Editorial: These voters are 'victims'?
Published 12:00 am Tuesday, September 18, 2012
Republican presidential candidate Mitt Romney has acknowledged speaking “inelegantly” when he described the 47 percent of voters likely to support Barack Obama as government-dependent “victims” who “believe they are entitled to health care, to food, to housing, to you-name-it.”
Just as Obama had his “guns and God” moment in the previous campaign, in which he appeared to speak condescendingly of heartland Americans, Romney is now doing damage control over his remarks at a May fundraiser. What’s more telling than any inelegance, however, is the mischaracterization of Obama supporters, based on 2008 exit-polling results.
In the revisionist mythology of electoral politics, the bulk of the president’s support in 2008 supposedly came from those who are black, who are poor, who are young, who are Hispanic or some combination thereof. While he certainly polled strongly among those groups, Obama wasn’t exactly the paupers’ candidate.
In fact, he found considerable favor among the well-heeled, according to demographic data compiled by the Roper Center at the University of Connecticut.
In 2008, those earning between $75,000 and $99,000 made up 15 percent of voters, and 51 percent of that group voted for Obama, vs. 48 percent for John McCain.
Those earning $100,000 and above made up 26 percent of the electorate, and they were evenly split between Obama and McCain, who each polled 49 percent of that income group.
Even in the economic stratosphere of those earning $200,000-plus, Obama got the nod from 53 percent of that group.
So are we to assume those high-earning Obama supporters – who include business owners, investors and well-off retirees – view themselves as “victims” who can’t (or don’t want to) make it on their own? Or is voter motivation more complicated than a Harry Potter “hat sorting” exercise?
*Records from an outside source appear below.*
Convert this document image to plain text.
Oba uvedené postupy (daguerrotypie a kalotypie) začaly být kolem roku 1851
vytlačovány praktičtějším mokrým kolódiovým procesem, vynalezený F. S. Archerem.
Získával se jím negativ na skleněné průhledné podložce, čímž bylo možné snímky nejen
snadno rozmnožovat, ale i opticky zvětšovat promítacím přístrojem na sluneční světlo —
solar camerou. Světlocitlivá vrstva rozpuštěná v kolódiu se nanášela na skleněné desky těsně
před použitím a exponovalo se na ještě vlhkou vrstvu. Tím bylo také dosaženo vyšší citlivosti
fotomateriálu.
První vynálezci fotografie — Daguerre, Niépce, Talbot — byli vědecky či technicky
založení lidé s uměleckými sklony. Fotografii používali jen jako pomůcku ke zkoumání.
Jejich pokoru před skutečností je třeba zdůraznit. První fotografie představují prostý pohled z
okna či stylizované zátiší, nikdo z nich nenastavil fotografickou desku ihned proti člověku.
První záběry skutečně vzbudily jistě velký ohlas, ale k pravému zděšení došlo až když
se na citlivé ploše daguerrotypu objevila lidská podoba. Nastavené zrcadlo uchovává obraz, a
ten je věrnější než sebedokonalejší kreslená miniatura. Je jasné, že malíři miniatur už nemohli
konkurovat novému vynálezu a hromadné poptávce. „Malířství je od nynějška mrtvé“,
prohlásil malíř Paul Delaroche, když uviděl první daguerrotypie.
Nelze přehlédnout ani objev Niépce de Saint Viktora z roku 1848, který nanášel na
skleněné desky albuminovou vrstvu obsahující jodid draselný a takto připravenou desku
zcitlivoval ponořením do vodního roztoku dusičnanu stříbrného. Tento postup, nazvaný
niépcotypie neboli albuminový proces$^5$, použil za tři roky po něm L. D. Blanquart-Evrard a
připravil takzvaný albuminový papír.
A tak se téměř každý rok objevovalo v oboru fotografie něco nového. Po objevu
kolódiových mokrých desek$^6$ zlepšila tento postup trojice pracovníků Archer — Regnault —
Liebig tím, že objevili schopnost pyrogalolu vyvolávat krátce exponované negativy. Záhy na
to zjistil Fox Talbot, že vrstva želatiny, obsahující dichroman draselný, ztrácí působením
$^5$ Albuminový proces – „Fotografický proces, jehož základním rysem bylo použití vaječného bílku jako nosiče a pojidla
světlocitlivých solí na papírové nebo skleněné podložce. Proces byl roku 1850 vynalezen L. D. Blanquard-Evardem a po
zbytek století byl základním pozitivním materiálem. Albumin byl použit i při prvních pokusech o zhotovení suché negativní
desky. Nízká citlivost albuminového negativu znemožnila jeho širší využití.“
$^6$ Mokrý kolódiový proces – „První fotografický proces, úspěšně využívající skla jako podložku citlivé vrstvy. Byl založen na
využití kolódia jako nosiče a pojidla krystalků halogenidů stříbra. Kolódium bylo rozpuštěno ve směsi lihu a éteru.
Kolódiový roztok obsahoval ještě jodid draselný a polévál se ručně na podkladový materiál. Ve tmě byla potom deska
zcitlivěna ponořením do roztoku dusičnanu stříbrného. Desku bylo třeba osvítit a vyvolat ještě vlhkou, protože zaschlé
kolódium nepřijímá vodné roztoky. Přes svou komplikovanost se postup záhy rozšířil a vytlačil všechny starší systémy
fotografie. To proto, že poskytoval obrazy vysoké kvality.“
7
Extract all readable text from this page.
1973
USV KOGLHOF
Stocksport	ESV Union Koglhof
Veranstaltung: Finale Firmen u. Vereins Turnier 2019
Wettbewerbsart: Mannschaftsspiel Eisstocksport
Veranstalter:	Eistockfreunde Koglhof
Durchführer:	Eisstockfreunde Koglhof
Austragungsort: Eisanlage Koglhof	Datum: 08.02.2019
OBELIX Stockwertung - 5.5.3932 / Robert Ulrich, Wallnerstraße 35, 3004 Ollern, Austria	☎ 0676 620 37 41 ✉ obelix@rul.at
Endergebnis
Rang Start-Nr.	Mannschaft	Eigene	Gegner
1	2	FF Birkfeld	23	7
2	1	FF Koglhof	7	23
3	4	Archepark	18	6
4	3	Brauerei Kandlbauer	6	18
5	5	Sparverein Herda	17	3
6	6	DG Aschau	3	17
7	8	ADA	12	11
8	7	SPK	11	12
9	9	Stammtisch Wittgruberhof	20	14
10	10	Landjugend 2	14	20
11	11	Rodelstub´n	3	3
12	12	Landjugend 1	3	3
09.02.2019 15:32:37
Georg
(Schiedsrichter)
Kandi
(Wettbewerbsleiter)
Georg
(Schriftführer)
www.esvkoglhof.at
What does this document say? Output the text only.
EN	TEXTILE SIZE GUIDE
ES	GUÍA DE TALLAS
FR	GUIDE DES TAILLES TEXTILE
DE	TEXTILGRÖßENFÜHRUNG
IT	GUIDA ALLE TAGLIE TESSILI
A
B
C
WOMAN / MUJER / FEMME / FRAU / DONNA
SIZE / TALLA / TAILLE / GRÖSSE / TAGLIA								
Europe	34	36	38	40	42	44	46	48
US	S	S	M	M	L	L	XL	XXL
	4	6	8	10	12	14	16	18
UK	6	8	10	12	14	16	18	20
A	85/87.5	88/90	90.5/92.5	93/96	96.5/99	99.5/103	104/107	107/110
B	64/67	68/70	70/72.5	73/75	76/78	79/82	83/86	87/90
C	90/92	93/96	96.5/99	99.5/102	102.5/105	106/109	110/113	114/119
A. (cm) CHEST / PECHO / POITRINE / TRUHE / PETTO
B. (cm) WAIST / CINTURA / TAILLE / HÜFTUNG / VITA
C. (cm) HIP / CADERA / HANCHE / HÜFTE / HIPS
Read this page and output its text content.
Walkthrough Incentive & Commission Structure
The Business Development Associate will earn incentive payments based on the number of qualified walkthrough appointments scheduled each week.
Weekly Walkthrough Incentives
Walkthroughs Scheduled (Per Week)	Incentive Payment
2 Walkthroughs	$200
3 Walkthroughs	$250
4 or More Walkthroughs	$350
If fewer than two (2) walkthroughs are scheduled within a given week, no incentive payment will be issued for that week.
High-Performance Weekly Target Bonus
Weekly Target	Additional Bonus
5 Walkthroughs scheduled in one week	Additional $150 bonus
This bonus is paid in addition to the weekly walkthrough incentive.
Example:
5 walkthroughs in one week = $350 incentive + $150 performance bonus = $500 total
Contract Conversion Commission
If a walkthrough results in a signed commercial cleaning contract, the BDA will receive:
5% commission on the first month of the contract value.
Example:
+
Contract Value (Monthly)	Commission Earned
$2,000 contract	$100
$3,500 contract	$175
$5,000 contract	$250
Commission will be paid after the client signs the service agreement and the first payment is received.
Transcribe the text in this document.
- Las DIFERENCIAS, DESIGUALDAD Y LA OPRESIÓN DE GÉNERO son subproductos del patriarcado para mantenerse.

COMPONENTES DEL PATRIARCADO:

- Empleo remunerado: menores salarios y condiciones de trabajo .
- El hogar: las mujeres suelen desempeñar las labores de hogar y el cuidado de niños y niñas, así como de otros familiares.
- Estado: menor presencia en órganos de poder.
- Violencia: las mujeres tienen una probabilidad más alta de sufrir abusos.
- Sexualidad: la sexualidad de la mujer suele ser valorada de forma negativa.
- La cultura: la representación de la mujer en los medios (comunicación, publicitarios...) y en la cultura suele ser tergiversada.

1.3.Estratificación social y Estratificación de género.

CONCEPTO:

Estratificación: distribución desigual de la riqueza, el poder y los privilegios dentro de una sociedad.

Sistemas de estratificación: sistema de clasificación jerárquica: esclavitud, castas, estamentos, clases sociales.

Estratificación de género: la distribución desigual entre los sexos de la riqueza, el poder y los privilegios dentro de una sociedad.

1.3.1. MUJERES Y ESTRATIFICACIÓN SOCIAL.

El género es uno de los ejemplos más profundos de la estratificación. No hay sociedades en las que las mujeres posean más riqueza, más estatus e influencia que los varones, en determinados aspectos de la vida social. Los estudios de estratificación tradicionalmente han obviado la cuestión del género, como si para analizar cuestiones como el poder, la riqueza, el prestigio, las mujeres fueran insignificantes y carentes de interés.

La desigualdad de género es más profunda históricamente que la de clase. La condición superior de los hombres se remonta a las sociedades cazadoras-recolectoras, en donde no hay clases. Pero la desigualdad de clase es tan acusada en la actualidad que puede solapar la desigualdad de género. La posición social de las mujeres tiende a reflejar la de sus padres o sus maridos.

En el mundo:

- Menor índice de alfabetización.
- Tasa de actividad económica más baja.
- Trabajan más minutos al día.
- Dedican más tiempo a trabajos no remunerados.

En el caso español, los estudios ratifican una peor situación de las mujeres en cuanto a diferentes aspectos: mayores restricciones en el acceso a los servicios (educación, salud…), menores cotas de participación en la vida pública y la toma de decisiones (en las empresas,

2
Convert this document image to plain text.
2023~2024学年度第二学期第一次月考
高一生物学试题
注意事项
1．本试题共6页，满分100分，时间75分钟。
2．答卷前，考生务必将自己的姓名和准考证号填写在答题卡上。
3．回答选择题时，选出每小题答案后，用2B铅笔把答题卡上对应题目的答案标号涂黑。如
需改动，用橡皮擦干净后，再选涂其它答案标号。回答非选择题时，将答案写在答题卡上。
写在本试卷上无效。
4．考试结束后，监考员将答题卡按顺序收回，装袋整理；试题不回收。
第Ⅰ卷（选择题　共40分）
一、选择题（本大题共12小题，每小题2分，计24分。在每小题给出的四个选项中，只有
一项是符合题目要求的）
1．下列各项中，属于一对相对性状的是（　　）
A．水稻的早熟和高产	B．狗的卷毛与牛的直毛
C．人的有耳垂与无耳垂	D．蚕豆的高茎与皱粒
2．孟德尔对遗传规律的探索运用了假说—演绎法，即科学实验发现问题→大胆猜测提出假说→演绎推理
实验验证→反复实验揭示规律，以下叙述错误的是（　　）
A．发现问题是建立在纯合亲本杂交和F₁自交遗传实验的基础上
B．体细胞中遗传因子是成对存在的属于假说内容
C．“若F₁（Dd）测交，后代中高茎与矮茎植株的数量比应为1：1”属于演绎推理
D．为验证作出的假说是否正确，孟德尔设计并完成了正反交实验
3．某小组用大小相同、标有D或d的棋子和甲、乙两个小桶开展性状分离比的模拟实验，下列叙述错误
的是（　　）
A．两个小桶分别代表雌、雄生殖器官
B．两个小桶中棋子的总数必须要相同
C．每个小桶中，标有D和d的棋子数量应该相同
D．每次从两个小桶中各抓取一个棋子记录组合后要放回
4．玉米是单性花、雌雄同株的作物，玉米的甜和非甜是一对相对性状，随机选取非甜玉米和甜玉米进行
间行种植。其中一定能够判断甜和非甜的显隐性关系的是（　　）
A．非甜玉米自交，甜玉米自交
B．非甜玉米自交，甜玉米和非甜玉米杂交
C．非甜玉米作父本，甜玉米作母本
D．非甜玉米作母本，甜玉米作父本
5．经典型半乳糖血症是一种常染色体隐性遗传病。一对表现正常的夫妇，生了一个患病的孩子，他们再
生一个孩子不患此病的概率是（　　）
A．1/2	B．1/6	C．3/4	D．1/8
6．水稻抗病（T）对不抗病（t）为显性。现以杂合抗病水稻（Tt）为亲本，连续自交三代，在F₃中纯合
Granted, the bulk of those earning less than $30,000 per year heavily favored Obama in 2008. However, that group made up only about 18 percent of the 140 million people who voted, and it included many older Americans who supported McCain (and benefit from Social Security, Medicare and Medicaid).
That doesn’t mean those who voted for Obama in 2008 will support him again this year, by any means. But just as it’s absurd to characterize all Romney supporters as disconnected fat cats who have little concern for struggling fellow citizens, it’s foolish to lump Obama voters into some sort of victimhood basket. Obama has support among the “1 percent” – and Romney almost surely has fans among Americans who don’t pay any income tax, especially considering that it was tax cuts or credits pushed by the GOP that removed many of them from the federal tax rolls.